Maintaining 'seen' info

As I'm working on several different computers at different locations, with at least two different operating systems, it's sometimes hard to maintain the status of all the message types you need to follow these days.

Mail, nntp, rss and websites all boil down to messages for me in some form, so I would like to treat them that way. It's not easy to have all places you work behind a computer synced up. I got one step further tho with the help of nntp//rss

For mail only, my problem has been solved a while ago. Using the Cyrus mail server, i can access my mail from basically anywhere, maintaining status across locations and computers.

For newsgroups, the solution is basically the same, using shared folders in Cyrus as newsgroups and the 'seen' status of the newsgroups is maintained as well. At this point, the complexity starts. I read newsgroups from different news-servers and chances are about 100% they are NOT Cyrus shared folders.

So, to be able to maintain status, I have to install a 'proxy' news server which gathers the newsgroups from the different servers and then let the Cyrus server sync with that proxy news server. I'm not sure how posting to those newsgroups would work in this case, but i guess that is manageable by creating accounts in a clever way.

Now, for RSS-feeds i used to have a separate reader and couldn't figure out why that was needed. I fed 'rss to nntp' into google and after some searching i found a couple of RSS to NNTP and RSS to IMAP gateways.

Installing nntp//rss was easy enough. It creates a newsgroup for every channel and behaves like a news-server for them, so you can read RSS feeds through your newsreader.

At this point i read mail, news and rss feeds all with the same program (in my case mozilla), the 'seen' state is only maintained for mail, but at least the RSS subscriptions are all in one place, instead of on all the computers i work on.

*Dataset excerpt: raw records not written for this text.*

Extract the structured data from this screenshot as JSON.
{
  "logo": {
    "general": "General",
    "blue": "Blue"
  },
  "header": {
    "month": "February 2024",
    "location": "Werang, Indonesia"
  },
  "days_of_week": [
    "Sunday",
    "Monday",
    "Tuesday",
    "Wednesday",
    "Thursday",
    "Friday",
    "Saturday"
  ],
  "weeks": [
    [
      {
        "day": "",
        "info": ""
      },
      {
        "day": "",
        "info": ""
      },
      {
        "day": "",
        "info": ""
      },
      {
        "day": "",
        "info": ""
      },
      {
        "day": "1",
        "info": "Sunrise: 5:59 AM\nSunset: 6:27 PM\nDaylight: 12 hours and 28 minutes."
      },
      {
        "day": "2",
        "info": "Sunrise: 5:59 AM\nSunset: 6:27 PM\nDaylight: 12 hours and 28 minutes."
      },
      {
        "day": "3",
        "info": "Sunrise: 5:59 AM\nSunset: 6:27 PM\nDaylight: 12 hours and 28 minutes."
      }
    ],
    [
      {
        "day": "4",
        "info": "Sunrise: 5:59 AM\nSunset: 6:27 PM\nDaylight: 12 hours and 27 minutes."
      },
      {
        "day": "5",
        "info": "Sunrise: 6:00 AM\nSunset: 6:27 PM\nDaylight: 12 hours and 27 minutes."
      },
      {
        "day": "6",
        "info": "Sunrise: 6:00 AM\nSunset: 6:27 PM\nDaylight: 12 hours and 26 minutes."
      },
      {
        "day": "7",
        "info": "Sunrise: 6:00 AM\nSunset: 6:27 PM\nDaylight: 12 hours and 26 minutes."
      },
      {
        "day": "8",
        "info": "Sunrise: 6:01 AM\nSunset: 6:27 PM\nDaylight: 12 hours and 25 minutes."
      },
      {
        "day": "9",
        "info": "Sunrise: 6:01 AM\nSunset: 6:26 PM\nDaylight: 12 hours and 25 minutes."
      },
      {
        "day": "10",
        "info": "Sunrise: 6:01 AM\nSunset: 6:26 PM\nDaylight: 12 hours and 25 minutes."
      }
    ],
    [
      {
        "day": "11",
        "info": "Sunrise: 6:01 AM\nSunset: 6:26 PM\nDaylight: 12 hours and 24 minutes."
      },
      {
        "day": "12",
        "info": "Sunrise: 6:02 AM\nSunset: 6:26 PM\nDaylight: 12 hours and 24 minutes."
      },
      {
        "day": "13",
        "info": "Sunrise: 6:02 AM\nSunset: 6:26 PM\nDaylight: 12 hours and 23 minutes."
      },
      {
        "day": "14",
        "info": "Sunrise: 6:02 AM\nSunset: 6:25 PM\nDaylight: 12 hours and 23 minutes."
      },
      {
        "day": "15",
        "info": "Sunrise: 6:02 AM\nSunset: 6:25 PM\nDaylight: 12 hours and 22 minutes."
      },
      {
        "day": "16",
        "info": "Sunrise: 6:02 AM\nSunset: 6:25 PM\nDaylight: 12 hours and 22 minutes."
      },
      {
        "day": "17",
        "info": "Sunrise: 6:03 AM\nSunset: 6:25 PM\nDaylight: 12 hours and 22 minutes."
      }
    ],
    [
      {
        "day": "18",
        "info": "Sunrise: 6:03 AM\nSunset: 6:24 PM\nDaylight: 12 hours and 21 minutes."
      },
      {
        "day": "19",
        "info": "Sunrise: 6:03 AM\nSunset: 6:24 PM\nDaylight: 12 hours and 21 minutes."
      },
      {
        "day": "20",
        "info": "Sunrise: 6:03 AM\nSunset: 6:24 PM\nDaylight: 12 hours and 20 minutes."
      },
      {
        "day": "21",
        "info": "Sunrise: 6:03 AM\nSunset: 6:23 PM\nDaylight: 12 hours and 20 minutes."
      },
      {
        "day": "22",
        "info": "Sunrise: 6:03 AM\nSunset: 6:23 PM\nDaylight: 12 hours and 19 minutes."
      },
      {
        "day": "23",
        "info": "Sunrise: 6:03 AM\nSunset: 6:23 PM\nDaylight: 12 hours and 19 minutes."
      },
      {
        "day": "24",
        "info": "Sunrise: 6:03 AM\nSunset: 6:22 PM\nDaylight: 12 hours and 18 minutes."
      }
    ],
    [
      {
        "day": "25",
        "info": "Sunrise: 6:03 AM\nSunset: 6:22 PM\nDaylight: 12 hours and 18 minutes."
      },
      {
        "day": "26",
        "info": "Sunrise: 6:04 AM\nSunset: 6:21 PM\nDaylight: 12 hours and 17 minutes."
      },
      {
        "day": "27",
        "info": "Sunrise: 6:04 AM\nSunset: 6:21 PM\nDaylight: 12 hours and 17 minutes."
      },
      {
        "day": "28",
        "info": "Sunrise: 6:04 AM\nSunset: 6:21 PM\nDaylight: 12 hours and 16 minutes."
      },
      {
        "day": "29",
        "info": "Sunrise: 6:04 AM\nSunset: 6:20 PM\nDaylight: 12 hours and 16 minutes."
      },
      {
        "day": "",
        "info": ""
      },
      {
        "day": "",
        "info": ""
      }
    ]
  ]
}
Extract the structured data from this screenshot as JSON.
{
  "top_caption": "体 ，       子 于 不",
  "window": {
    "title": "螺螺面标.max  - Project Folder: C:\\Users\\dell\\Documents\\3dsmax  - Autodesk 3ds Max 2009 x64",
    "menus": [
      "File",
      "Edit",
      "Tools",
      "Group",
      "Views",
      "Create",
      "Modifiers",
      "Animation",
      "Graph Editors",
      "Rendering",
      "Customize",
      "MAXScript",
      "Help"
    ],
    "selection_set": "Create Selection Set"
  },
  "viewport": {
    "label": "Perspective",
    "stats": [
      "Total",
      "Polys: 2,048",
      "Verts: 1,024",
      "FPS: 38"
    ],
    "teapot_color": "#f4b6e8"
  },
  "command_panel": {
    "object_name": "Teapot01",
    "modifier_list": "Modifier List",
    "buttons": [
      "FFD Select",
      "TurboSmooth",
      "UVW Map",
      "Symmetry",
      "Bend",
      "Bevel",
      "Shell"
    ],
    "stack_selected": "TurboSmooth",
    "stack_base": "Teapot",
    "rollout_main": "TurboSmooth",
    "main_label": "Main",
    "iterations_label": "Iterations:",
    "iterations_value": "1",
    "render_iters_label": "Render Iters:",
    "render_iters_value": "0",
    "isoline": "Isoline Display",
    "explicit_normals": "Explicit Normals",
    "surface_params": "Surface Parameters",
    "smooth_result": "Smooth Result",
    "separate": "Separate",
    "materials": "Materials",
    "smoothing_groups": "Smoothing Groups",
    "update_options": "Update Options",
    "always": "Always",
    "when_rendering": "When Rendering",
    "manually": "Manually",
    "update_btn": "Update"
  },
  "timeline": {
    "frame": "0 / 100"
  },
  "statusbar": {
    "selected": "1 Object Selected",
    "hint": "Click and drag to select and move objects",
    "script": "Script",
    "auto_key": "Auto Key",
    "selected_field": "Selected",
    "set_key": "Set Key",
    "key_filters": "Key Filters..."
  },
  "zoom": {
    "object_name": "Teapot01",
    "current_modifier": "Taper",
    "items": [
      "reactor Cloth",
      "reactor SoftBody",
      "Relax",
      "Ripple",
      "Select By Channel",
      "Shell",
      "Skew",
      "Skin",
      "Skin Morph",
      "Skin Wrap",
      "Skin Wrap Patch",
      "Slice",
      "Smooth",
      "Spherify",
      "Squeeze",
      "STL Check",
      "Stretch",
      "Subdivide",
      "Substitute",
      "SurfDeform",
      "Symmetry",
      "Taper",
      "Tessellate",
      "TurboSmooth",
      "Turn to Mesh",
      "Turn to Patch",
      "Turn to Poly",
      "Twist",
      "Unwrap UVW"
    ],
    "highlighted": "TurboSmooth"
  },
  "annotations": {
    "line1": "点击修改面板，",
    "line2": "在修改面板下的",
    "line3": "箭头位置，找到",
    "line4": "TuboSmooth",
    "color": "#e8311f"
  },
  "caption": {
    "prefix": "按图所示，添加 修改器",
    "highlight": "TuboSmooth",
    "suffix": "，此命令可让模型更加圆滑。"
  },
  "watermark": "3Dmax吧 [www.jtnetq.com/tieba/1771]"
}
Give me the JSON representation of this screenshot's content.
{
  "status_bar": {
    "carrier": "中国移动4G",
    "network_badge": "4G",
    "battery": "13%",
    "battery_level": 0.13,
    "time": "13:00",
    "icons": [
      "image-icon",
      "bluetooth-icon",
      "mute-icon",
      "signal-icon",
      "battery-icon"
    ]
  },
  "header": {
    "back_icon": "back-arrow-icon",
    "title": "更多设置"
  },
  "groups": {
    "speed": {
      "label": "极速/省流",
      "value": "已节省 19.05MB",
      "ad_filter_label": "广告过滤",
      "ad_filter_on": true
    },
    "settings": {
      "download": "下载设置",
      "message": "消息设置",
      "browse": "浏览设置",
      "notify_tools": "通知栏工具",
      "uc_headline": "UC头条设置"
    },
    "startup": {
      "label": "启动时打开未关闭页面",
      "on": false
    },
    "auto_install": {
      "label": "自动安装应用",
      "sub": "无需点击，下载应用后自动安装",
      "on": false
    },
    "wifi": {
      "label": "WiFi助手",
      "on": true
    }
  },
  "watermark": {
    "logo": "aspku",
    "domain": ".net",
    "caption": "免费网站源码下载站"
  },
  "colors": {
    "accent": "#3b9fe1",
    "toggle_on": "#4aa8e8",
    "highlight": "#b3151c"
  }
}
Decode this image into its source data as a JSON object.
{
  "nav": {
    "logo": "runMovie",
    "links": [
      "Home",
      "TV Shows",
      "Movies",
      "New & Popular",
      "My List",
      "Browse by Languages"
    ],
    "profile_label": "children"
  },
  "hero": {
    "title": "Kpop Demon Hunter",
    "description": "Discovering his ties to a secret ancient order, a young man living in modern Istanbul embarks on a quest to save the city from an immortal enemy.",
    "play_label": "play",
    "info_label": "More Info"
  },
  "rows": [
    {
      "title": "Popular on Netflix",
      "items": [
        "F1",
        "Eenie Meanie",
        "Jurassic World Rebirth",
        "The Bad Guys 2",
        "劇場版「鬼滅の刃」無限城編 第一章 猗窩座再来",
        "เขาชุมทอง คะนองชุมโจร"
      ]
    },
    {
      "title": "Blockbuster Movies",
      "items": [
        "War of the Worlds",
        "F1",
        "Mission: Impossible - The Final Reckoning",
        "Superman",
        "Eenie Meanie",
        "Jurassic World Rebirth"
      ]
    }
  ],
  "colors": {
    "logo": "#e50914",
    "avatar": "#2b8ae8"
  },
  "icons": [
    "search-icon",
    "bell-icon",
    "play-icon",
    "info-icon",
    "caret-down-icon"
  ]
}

For posting, nntp//rss allows you to define the defined newsgroups as 'writeable' and link a blog to it using the blogger API or metaWebLog. Although pretty unstable and not quite useable yet, i really like the idea, especially if replying to a 'newsgroup' message would show up as a comment on the linked weblog

In conclusion, integration is possible for me, because i run my own servers. The amount of work and the expertise needed to do it is, as of now, far too high for this to become mainstream.